- Full name: Challen Kelly Sievers
- Born: 19 April 1979 (age 47) Downers Grove, Illinois, U.S.

Gymnastics career
- Discipline: Rhythmic gymnastics
- Country represented: United States (1994–1996)
- Head coach: Rossitza Todorova
- Retired: yes
- Medal record
Rhythmic gymnastics
Representing United States
Pan American Games
| Silver medal – second place | 1995 Mar del Plata | Group all-Around |
Four Continents Championships
| Silver medal – second place | 1995 Cairo | Group All-Around |

= Challen Sievers =

American rhythmic gymnast

Challen Kelly Sievers (born 19 April 1979) is an American retired rhythmic gymnast. She was part of the national senior group.

== Biography ==
Challen began individual rhythmic gymnastics in 1987 and was a junior national champion in individual competition. She was on the US national rhythmic gymnastics team from 1994 to 1996, being part of the national senior group along Kate Nelson, Lori Fredreickson, Aliane Baquerot, Ginny Ledgerwood, Becky Turner, Brandi Siegel and Mandy James. They all lived together in suburban Chicago largely due to her father, Ron, whose construction firm renovated the house where the gymnasts lived and converted a former racquetball complex into the gym where they trained. They won silver at the 1995 Pan American Games in Mar del Plata, and placed second in the group at the 1995 Four Continents Championships.

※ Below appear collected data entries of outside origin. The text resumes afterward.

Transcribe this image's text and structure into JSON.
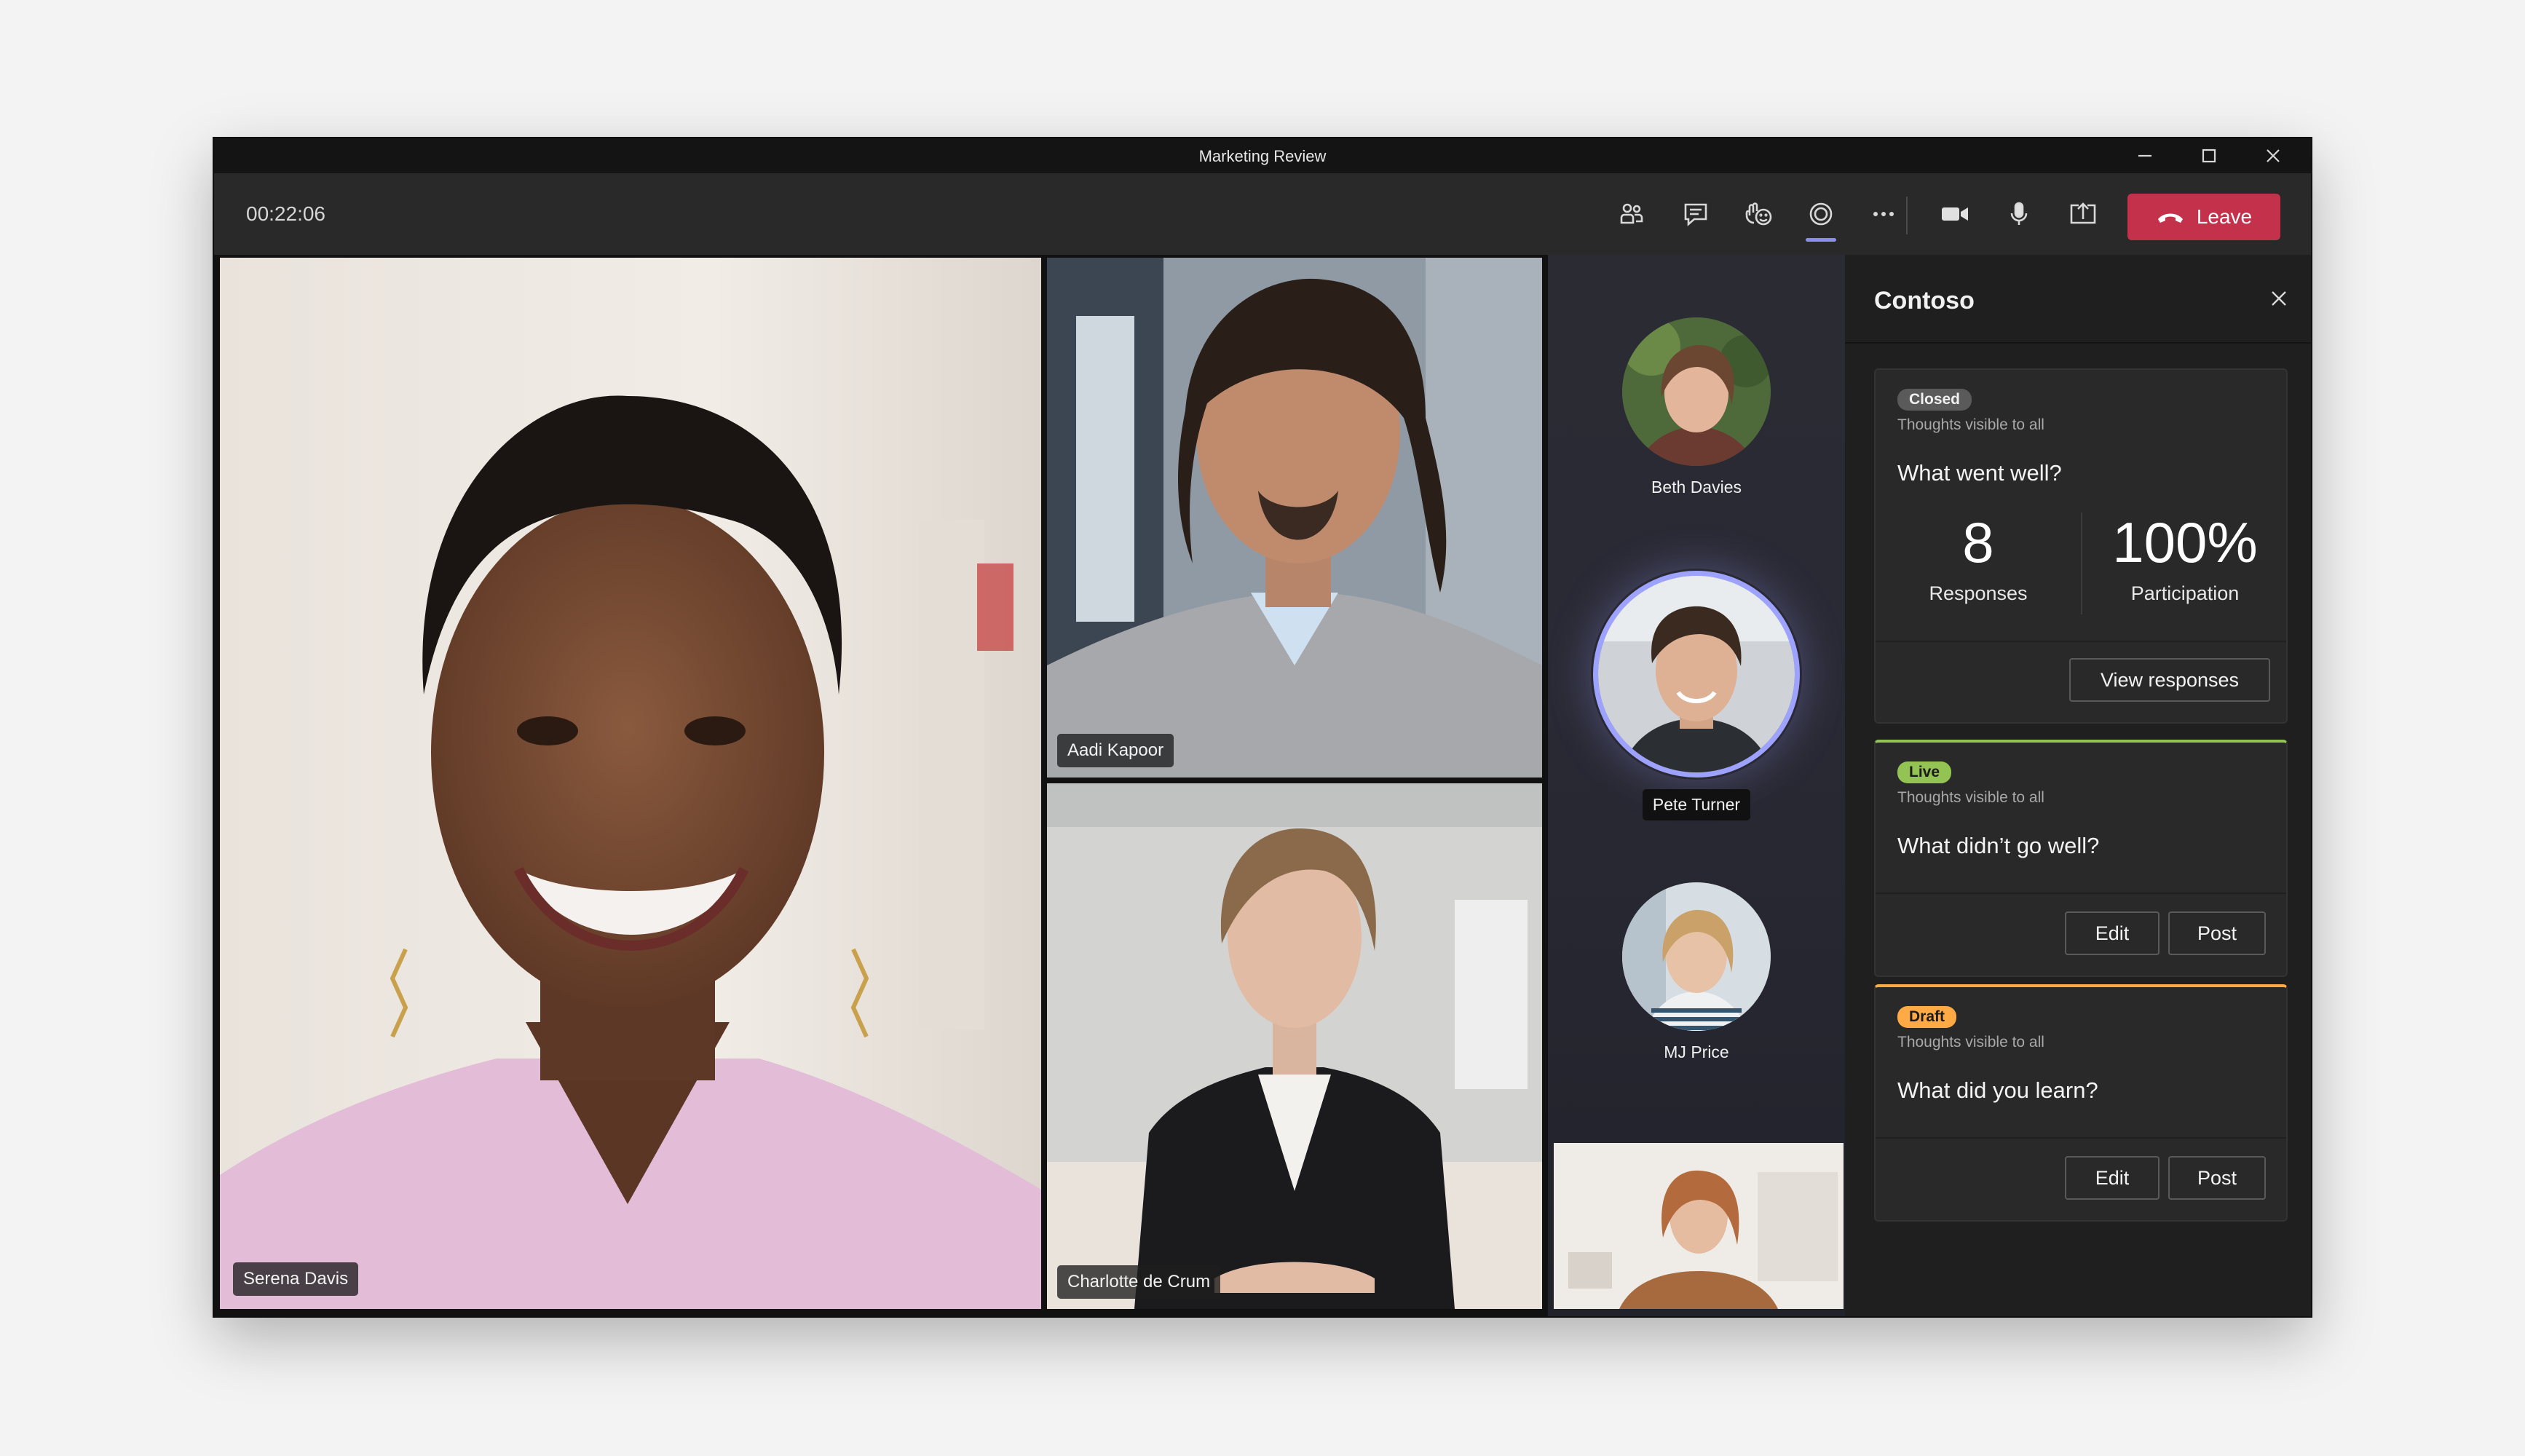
{
  "window": {
    "title": "Marketing Review"
  },
  "callbar": {
    "timer": "00:22:06",
    "leave_label": "Leave",
    "leave_color": "#c4314b",
    "accent_color": "#8b8cf0",
    "buttons": [
      "people-icon",
      "chat-icon",
      "reactions-icon",
      "app-icon",
      "more-icon",
      "camera-icon",
      "mic-icon",
      "share-icon"
    ]
  },
  "participants": {
    "main": "Serena Davis",
    "top_right": "Aadi Kapoor",
    "bottom_right": "Charlotte de Crum",
    "roster": [
      "Beth Davies",
      "Pete Turner",
      "MJ Price"
    ]
  },
  "panel": {
    "title": "Contoso",
    "cards": [
      {
        "status": "Closed",
        "visibility": "Thoughts visible to all",
        "question": "What went well?",
        "stat1_value": "8",
        "stat1_label": "Responses",
        "stat2_value": "100%",
        "stat2_label": "Participation",
        "action": "View responses"
      },
      {
        "status": "Live",
        "visibility": "Thoughts visible to all",
        "question": "What didn’t go well?",
        "edit": "Edit",
        "post": "Post"
      },
      {
        "status": "Draft",
        "visibility": "Thoughts visible to all",
        "question": "What did you learn?",
        "edit": "Edit",
        "post": "Post"
      }
    ]
  }
}
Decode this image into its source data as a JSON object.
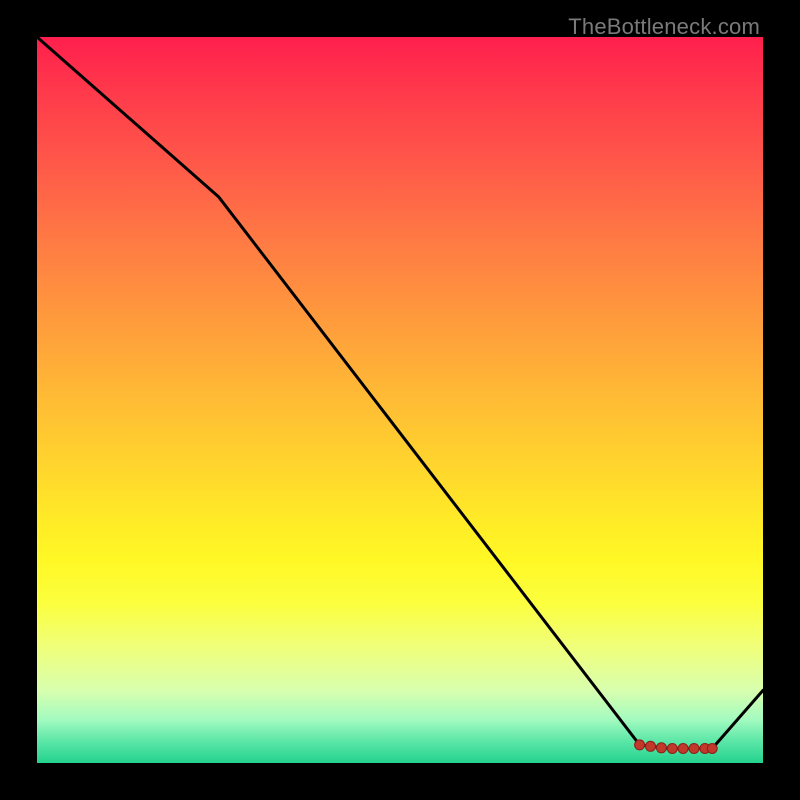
{
  "watermark": "TheBottleneck.com",
  "chart_data": {
    "type": "line",
    "title": "",
    "xlabel": "",
    "ylabel": "",
    "xlim": [
      0,
      100
    ],
    "ylim": [
      0,
      100
    ],
    "series": [
      {
        "name": "curve",
        "x": [
          0,
          25,
          83,
          87,
          93,
          100
        ],
        "values": [
          100,
          78,
          2.5,
          2,
          2,
          10
        ]
      }
    ],
    "markers": {
      "name": "highlight-band",
      "x": [
        83,
        84.5,
        86,
        87.5,
        89,
        90.5,
        92,
        93
      ],
      "values": [
        2.5,
        2.3,
        2.1,
        2.0,
        2.0,
        2.0,
        2.0,
        2.0
      ]
    }
  }
}
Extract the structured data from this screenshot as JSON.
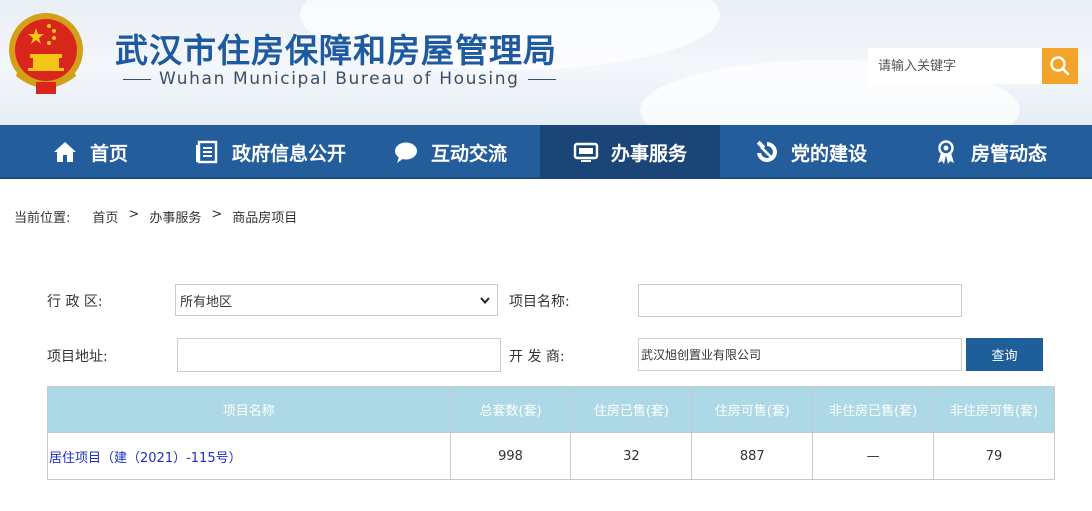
{
  "header": {
    "title": "武汉市住房保障和房屋管理局",
    "subtitle": "Wuhan Municipal Bureau of Housing",
    "search_placeholder": "请输入关键字"
  },
  "nav": {
    "items": [
      {
        "label": "首页",
        "icon": "home-icon"
      },
      {
        "label": "政府信息公开",
        "icon": "document-icon"
      },
      {
        "label": "互动交流",
        "icon": "chat-bubble-icon"
      },
      {
        "label": "办事服务",
        "icon": "monitor-icon",
        "active": true
      },
      {
        "label": "党的建设",
        "icon": "hammer-sickle-icon"
      },
      {
        "label": "房管动态",
        "icon": "award-ribbon-icon"
      }
    ]
  },
  "breadcrumb": {
    "label": "当前位置:",
    "items": [
      "首页",
      "办事服务",
      "商品房项目"
    ],
    "separator": ">"
  },
  "form": {
    "district_label": "行 政 区:",
    "district_value": "所有地区",
    "project_name_label": "项目名称:",
    "project_name_value": "",
    "address_label": "项目地址:",
    "address_value": "",
    "developer_label": "开 发 商:",
    "developer_value": "武汉旭创置业有限公司",
    "query_label": "查询"
  },
  "table": {
    "headers": [
      "项目名称",
      "总套数(套)",
      "住房已售(套)",
      "住房可售(套)",
      "非住房已售(套)",
      "非住房可售(套)"
    ],
    "rows": [
      [
        "居住项目（建（2021）-115号）",
        "998",
        "32",
        "887",
        "—",
        "79"
      ]
    ]
  },
  "colors": {
    "nav_bg": "#245d9b",
    "nav_active": "#1b4577",
    "title_blue": "#1e5aa0",
    "search_button": "#f3a52a",
    "query_button": "#1f5f99",
    "table_header": "#add8e6",
    "link": "#1d2fc4"
  }
}
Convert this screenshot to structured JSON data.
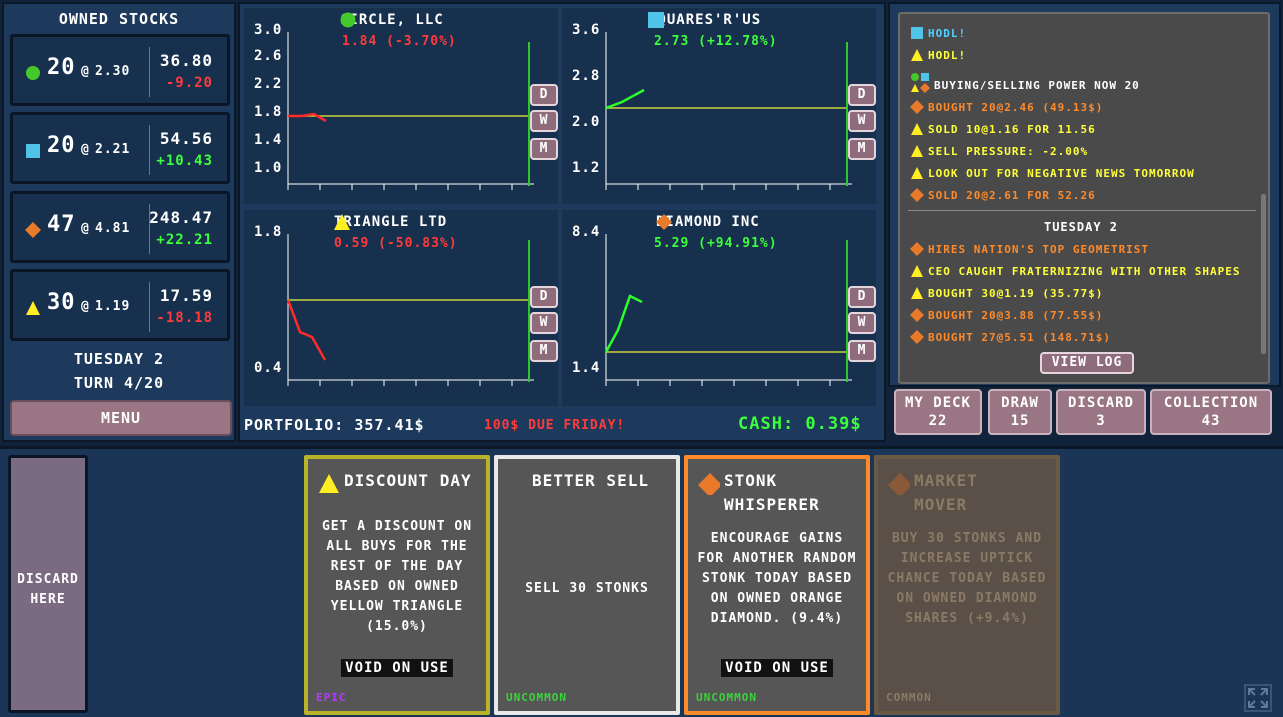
{
  "owned": {
    "title": "OWNED STOCKS",
    "stocks": [
      {
        "icon": "green-circle-icon",
        "qty": "20",
        "at": "@",
        "price": "2.30",
        "value": "36.80",
        "change": "-9.20",
        "change_color": "#ff3b3b"
      },
      {
        "icon": "blue-square-icon",
        "qty": "20",
        "at": "@",
        "price": "2.21",
        "value": "54.56",
        "change": "+10.43",
        "change_color": "#3cff3c"
      },
      {
        "icon": "orange-diamond-icon",
        "qty": "47",
        "at": "@",
        "price": "4.81",
        "value": "248.47",
        "change": "+22.21",
        "change_color": "#3cff3c"
      },
      {
        "icon": "yellow-triangle-icon",
        "qty": "30",
        "at": "@",
        "price": "1.19",
        "value": "17.59",
        "change": "-18.18",
        "change_color": "#ff3b3b"
      }
    ],
    "day": "TUESDAY 2",
    "turn": "TURN 4/20",
    "menu_label": "MENU"
  },
  "charts": [
    {
      "name": "CIRCLE, LLC",
      "icon": "green-circle-icon",
      "change_text": "1.84 (-3.70%)",
      "change_color": "#ff3b3b",
      "ticks": [
        "3.0",
        "2.6",
        "2.2",
        "1.8",
        "1.4",
        "1.0"
      ],
      "ylim": [
        1.0,
        3.0
      ]
    },
    {
      "name": "SQUARES'R'US",
      "icon": "blue-square-icon",
      "change_text": "2.73 (+12.78%)",
      "change_color": "#3cff3c",
      "ticks": [
        "3.6",
        "2.8",
        "2.0",
        "1.2"
      ],
      "ylim": [
        1.2,
        3.6
      ]
    },
    {
      "name": "TRIANGLE LTD",
      "icon": "yellow-triangle-icon",
      "change_text": "0.59 (-50.83%)",
      "change_color": "#ff3b3b",
      "ticks": [
        "1.8",
        "0.4"
      ],
      "ylim": [
        0.4,
        1.8
      ]
    },
    {
      "name": "DIAMOND INC",
      "icon": "orange-diamond-icon",
      "change_text": "5.29 (+94.91%)",
      "change_color": "#3cff3c",
      "ticks": [
        "8.4",
        "1.4"
      ],
      "ylim": [
        1.4,
        8.4
      ]
    }
  ],
  "dwm": {
    "d": "D",
    "w": "W",
    "m": "M"
  },
  "portfolio": {
    "label": "PORTFOLIO: 357.41$",
    "due": "100$ DUE FRIDAY!",
    "cash": "CASH: 0.39$"
  },
  "log": {
    "lines": [
      {
        "icons": [
          "blue-square-icon"
        ],
        "text": "HODL!",
        "color": "#4fd0ff"
      },
      {
        "icons": [
          "yellow-triangle-icon"
        ],
        "text": "HODL!",
        "color": "#ffff3c"
      },
      {
        "icons": [
          "green-circle-icon",
          "blue-square-icon",
          "yellow-triangle-icon",
          "orange-diamond-icon"
        ],
        "text": "BUYING/SELLING POWER NOW 20",
        "color": "#ffffff"
      },
      {
        "icons": [
          "orange-diamond-icon"
        ],
        "text": "BOUGHT 20@2.46 (49.13$)",
        "color": "#ff8a2a"
      },
      {
        "icons": [
          "yellow-triangle-icon"
        ],
        "text": "SOLD 10@1.16 FOR 11.56",
        "color": "#ffff3c"
      },
      {
        "icons": [
          "yellow-triangle-icon"
        ],
        "text": "SELL PRESSURE: -2.00%",
        "color": "#ffff3c"
      },
      {
        "icons": [
          "yellow-triangle-icon"
        ],
        "text": "LOOK OUT FOR NEGATIVE NEWS TOMORROW",
        "color": "#ffff3c"
      },
      {
        "icons": [
          "orange-diamond-icon"
        ],
        "text": "SOLD 20@2.61 FOR 52.26",
        "color": "#ff8a2a"
      }
    ],
    "day_header": "TUESDAY 2",
    "lines2": [
      {
        "icons": [
          "orange-diamond-icon"
        ],
        "text": "HIRES NATION'S TOP GEOMETRIST",
        "color": "#ff8a2a"
      },
      {
        "icons": [
          "yellow-triangle-icon"
        ],
        "text": "CEO CAUGHT FRATERNIZING WITH OTHER SHAPES",
        "color": "#ffff3c"
      },
      {
        "icons": [
          "yellow-triangle-icon"
        ],
        "text": "BOUGHT 30@1.19 (35.77$)",
        "color": "#ffff3c"
      },
      {
        "icons": [
          "orange-diamond-icon"
        ],
        "text": "BOUGHT 20@3.88 (77.55$)",
        "color": "#ff8a2a"
      },
      {
        "icons": [
          "orange-diamond-icon"
        ],
        "text": "BOUGHT 27@5.51 (148.71$)",
        "color": "#ff8a2a"
      }
    ],
    "view_log": "VIEW LOG"
  },
  "deck": {
    "my_deck": {
      "label": "MY DECK",
      "count": "22"
    },
    "draw": {
      "label": "DRAW",
      "count": "15"
    },
    "discard": {
      "label": "DISCARD",
      "count": "3"
    },
    "collection": {
      "label": "COLLECTION",
      "count": "43"
    }
  },
  "discard_zone": {
    "line1": "DISCARD",
    "line2": "HERE"
  },
  "cards": [
    {
      "title1": "DISCOUNT DAY",
      "title2": "",
      "icon": "yellow-triangle-icon",
      "desc": "GET A DISCOUNT ON ALL BUYS FOR THE REST OF THE DAY BASED ON OWNED YELLOW TRIANGLE (15.0%)",
      "void": "VOID ON USE",
      "rarity": "EPIC",
      "rarity_color": "#b43cff",
      "border": "#b9b32a"
    },
    {
      "title1": "BETTER SELL",
      "title2": "",
      "icon": "",
      "desc": "SELL 30 STONKS",
      "void": "",
      "rarity": "UNCOMMON",
      "rarity_color": "#3cd23c",
      "border": "#e8e8e8"
    },
    {
      "title1": "STONK",
      "title2": "WHISPERER",
      "icon": "orange-diamond-icon",
      "desc": "ENCOURAGE GAINS FOR ANOTHER RANDOM STONK TODAY BASED ON OWNED ORANGE DIAMOND. (9.4%)",
      "void": "VOID ON USE",
      "rarity": "UNCOMMON",
      "rarity_color": "#3cd23c",
      "border": "#ff8a2a"
    },
    {
      "title1": "MARKET",
      "title2": "MOVER",
      "icon": "orange-diamond-icon",
      "desc": "BUY 30 STONKS AND INCREASE UPTICK CHANCE TODAY BASED ON OWNED DIAMOND SHARES (+9.4%)",
      "void": "",
      "rarity": "COMMON",
      "rarity_color": "#8a7a66",
      "border": "#6a5a44"
    }
  ],
  "colors": {
    "green": "#3cff3c",
    "red": "#ff3b3b",
    "yellow_line": "#c8d23c",
    "axis": "#ffffff"
  }
}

In the summer of 1996 Mandy, Aliane Baquerot, Kate Nelson, Becky Turner, Brandi Siegel and Mandy James were selected to compete at the Olympic Games in Atlanta, the first edition to feature the group competition. They finished in 9th place and so did not advance to the final. After the Games her father bought the Olympic carpets that were competed on in Atlanta.